French recalled one of his conversations in which a drug and alcohol counselor said the South Whidbey School District was denying, “the full extent of the problem.”

Moccia rebuffed that comment, however, and said school leaders and she recognized youth substance abuse is an issue on the South End.

Last year, 15 incidents of students caught with drugs or drug paraphernalia were reported.

Most of the cases involved marijuana, though prescription drugs were also confiscated. All of those students were offered substance abuse counseling, Moccia said.

In spring, Moccia and South Whidbey High School Principal John Patton met with Island County law enforcement and the prosecutor’s office to discuss drug use in the schools.

“We’ve done anything but ignore it,” Moccia said. “We were concerned with being able to count on law enforcement on that issue.

“He is right, it is a community issue that involves community concern.”

Drugs in decline

In Island County, reported frequency of alcohol, cigarette and other illegal drug use declined from 2008-2010.

The Healthy Youth Survey, which is administered to sixth, eighth, 10th and 12th grade students every two years, showed that in 2010, one in four 10th graders and one in three 12th graders consumed alcohol in the past 30 days of the survey.

A total of 1,939 surveys were collected.

Alcohol remained the drug of choice among students in sixth, eighth, 10th and 12th grades.

About 4 percent of Island County 12th graders reported using “other illegal drugs” within the past 30 days; 1 percent used hyperactivity drugs and 6 percent used prescription pain killers.

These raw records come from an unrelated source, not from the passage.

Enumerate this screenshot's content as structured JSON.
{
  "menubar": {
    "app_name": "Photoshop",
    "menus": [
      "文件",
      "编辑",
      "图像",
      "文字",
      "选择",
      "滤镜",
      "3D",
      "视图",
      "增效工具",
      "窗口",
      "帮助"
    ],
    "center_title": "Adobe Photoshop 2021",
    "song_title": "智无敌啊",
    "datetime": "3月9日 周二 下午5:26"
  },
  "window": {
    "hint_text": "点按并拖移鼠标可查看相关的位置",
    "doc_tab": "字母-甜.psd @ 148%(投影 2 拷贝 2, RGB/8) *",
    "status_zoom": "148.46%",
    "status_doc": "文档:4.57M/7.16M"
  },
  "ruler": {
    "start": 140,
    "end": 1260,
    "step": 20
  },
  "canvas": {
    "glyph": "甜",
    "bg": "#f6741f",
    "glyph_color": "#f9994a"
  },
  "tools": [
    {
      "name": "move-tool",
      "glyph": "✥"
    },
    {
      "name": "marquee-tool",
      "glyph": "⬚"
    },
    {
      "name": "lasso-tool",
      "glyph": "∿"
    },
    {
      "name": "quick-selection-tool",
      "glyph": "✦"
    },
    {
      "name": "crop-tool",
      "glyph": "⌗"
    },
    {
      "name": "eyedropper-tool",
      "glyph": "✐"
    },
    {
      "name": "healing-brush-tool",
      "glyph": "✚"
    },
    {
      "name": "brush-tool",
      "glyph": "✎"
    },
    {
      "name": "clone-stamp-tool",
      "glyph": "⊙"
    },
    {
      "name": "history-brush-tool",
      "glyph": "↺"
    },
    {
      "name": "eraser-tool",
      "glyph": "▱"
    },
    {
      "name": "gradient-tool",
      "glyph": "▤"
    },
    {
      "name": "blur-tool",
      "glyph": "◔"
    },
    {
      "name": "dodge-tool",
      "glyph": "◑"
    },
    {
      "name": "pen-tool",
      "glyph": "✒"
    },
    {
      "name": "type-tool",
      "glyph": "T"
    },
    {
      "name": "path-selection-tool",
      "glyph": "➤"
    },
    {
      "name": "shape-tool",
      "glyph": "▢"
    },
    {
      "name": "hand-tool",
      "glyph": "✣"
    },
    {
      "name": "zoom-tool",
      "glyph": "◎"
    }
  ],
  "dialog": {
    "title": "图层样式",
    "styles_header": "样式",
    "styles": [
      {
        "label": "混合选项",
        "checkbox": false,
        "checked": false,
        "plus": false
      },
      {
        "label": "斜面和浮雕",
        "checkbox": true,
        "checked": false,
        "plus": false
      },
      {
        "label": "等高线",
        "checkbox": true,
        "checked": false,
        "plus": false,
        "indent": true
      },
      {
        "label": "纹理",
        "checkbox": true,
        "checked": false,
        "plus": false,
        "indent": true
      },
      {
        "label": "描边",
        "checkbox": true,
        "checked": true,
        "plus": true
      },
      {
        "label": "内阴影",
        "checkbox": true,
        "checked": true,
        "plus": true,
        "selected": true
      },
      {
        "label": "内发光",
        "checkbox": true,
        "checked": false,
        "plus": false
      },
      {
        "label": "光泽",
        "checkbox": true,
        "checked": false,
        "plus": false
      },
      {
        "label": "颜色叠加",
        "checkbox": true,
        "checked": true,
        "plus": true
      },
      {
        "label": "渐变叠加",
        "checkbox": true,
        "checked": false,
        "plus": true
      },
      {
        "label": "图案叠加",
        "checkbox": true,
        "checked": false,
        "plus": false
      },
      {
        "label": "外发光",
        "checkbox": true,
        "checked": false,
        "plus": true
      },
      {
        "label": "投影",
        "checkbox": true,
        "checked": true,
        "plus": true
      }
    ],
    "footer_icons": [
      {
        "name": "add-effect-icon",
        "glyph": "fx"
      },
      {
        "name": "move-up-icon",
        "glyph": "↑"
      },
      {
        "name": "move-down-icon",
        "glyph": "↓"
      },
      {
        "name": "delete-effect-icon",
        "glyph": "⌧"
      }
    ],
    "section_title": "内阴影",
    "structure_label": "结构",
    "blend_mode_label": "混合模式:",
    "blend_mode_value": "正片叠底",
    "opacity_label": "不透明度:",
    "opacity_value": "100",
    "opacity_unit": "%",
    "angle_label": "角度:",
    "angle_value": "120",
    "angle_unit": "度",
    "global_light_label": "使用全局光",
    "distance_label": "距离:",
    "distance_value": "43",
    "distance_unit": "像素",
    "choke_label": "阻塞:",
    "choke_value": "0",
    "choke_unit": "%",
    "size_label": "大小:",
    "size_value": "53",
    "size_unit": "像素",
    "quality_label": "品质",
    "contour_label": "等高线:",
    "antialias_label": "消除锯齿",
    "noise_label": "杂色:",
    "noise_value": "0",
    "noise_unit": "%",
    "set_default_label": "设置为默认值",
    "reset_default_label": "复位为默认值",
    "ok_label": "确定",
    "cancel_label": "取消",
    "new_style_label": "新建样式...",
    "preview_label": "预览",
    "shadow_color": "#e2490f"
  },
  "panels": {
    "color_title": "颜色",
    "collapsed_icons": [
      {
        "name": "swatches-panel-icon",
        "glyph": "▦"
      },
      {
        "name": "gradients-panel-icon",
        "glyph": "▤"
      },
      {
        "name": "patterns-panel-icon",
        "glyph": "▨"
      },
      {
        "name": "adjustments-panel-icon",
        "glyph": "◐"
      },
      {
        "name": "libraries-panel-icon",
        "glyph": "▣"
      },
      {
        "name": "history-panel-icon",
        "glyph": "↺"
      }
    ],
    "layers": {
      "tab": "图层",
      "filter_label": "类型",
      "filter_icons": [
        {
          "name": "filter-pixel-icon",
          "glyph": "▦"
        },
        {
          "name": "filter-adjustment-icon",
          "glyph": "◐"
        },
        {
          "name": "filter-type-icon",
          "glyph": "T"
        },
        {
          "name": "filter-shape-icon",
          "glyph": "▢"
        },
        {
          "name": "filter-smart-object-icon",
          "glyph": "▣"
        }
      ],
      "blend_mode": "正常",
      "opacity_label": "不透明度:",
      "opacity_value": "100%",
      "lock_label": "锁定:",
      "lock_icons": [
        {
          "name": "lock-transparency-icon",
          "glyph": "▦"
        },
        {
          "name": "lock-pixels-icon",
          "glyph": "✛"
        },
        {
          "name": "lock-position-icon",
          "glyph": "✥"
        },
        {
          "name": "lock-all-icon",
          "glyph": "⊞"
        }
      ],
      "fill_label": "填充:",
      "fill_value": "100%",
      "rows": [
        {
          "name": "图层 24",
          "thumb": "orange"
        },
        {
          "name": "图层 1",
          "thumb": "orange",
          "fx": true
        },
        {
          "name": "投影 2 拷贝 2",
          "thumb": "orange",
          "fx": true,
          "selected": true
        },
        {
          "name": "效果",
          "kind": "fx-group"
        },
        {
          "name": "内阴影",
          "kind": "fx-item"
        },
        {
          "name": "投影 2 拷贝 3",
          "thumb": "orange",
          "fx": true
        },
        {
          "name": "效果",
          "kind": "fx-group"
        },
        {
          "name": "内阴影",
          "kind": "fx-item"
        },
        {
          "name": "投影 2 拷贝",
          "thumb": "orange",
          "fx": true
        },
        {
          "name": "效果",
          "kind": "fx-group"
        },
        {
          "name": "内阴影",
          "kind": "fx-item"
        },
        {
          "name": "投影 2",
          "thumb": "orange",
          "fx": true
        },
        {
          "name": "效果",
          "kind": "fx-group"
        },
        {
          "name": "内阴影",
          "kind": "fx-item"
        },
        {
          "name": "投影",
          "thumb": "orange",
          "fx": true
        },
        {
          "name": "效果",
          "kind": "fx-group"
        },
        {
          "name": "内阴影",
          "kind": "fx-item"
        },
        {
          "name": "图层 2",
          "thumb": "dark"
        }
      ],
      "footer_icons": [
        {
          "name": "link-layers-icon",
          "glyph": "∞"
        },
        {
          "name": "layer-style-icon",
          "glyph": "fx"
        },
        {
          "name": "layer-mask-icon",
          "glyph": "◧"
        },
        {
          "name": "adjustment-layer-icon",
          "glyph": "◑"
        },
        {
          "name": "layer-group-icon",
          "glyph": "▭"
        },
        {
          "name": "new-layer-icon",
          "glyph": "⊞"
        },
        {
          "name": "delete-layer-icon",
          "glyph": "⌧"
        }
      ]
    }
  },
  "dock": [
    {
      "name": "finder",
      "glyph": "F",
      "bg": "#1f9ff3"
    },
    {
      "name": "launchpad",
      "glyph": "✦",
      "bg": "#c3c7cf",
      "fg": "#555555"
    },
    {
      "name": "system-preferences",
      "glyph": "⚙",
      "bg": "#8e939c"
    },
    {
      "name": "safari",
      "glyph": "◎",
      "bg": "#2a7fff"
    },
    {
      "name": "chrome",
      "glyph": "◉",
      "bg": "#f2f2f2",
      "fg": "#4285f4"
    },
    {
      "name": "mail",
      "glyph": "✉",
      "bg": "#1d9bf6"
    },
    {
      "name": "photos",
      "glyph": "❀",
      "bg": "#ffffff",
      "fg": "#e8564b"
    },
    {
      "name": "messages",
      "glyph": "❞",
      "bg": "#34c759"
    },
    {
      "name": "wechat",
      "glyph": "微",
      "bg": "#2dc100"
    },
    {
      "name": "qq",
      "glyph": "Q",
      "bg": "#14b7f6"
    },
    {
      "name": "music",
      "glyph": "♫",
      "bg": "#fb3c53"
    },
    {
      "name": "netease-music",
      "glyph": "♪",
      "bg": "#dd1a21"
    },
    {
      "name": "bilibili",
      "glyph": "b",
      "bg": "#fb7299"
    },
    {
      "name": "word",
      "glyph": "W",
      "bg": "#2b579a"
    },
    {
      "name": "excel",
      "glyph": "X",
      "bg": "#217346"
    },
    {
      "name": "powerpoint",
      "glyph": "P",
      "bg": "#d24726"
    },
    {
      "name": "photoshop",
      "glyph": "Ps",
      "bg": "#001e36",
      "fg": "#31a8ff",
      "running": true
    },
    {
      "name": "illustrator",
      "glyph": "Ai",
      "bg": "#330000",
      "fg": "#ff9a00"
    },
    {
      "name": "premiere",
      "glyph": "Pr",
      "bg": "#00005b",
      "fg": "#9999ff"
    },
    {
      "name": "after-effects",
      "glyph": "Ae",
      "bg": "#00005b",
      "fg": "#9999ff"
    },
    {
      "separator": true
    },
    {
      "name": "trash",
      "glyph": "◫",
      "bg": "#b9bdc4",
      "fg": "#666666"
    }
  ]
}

Nationally, drug use is higher according to a 2011 Center for Disease Control and Prevention survey. The specificity of its survey is greater, too, with cocaine, inhalants like glue or aerosol cans, heroin, methamphetamines, steroids and prescription drugs (the highest at 25.6 percent using it without a doctor’s prescription) each given its own percent, rather than lumped together as “other drug use.”

French insisted that he did not want to blame the school or parents for a perceived increase in substance abuse.

Rather, he wanted to acknowledge there is a problem, then work with the school board and administration to find a solution.

“… One thing that is clear is we need to find a more effective approach to this issue, be willing to face the brutal facts and accept responsibility for doing something more effective,” French said. “In short, our current trajectory is simply not working.”

Better youth engagement

One of the suggestions to curb youth drug use was to better engage students in school and offer more activities.

French highlighted his support of Falcon athletics and the music program, but noted that other students are missing groups or activities, “that hold and capture their interest and passion, which leads to boredom and apathy.”

Despite reading a laundry list of the district’s shortcomings — less programs, less teachers, less students — French was short with a solution.

“I’m not coming to the table with an answer, but I’m coming to the table with an invitation,” French said.

South Whidbey schools have a kindergarten through 12th grade substance abuse prevention curriculum. Teaching students to make healthy, wise decisions, Moccia said, is the main focus. A health course at Langley Middle School is charged with covering drug and alcohol use and its negative health effects.

“It’s not something we’re ignoring,” Moccia said. “It’s not just something we can handle all by ourselves.”

“There’s no one answer to it. Our hope is to prevent students from making those poor choices to begin with.”

Board Chairman Steve Scoles said he was on previous board committees to evaluate student health and drug use, and admitted that drug and alcohol counseling had been reduced. Scoles asked French if there was something different that could be done for students.

“I haven’t seen anything to get excited about in a long time,” French said.

French and the youth task force will meet some time in October, and encouraged the school board, principals and District Superintendent Jo Moccia to attend. Moccia, Scoles and other board members said they planned to join the forum.